L’Espagne constate une embellie
Au cours des dix premiers mois de l'année, l'Espagne a reçu 46,68 millions de touristes étrangers, soit un recul de 9,3% par rapport à la même période en 2008, selon des données publiées par le ministère de l'Industrie, du Tourisme et du Commerce. Le ministère a souligné que le rythme de baisse avait ralenti le mois dernier à comparer aux mois précédents. Sur cette période, le premier marché émetteur est resté le Royaume-Uni, avec 12,1 millions de touristes - en recul de 15,7% sur une année. Avec 8 millions de touristes, le marché allemand arrive en seconde position ( -11,1% de moins) tandis que la France occupe la troisième place, avec 7,14 millions ( -3,2%).

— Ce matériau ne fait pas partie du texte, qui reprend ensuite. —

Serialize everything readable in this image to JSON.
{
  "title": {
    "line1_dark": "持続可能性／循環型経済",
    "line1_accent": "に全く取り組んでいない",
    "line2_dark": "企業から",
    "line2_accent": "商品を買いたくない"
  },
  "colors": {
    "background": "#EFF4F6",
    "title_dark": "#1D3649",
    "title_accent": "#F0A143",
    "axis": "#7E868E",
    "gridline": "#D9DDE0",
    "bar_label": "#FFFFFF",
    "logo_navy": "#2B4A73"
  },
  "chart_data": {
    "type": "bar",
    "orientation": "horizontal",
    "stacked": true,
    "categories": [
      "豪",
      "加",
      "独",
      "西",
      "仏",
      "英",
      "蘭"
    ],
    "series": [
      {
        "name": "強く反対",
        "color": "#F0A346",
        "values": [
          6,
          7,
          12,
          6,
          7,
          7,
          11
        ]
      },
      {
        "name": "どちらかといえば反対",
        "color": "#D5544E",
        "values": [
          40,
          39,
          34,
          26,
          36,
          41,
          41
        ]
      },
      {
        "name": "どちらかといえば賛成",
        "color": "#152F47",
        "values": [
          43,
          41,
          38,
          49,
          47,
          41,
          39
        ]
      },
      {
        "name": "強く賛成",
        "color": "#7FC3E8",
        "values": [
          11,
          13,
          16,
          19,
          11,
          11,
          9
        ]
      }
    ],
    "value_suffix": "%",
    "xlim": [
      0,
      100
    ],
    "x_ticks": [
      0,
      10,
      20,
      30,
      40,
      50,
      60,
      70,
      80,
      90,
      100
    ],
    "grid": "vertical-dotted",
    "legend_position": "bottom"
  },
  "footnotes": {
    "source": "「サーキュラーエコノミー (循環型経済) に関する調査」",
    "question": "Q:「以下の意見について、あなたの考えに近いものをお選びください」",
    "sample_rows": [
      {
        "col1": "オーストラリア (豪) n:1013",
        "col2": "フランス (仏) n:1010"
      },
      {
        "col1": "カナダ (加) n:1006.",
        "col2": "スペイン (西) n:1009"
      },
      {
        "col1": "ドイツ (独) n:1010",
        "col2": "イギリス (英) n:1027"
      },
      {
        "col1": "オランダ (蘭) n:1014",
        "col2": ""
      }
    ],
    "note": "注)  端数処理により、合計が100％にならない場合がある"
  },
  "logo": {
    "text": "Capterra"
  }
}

Parmi les régions espagnoles les plus visitées, la Catalogne a attiré 11,49 millions de touristes sur les dix premiers mois de l'année, ce qui représente néanmoins un recul de 10,9% en une année. Elle est suivie par les Baléares (8,78 millions de touristes , -9,3%), les îles Canaries et l'Andalousie, avec respectivement 6,6 et 6,5 millions de visiteurs. Pour le seul mois d'octobre, l'Espagne a reçu 4,6 millions de touristes, soit une baisse de 3,6% sur une année.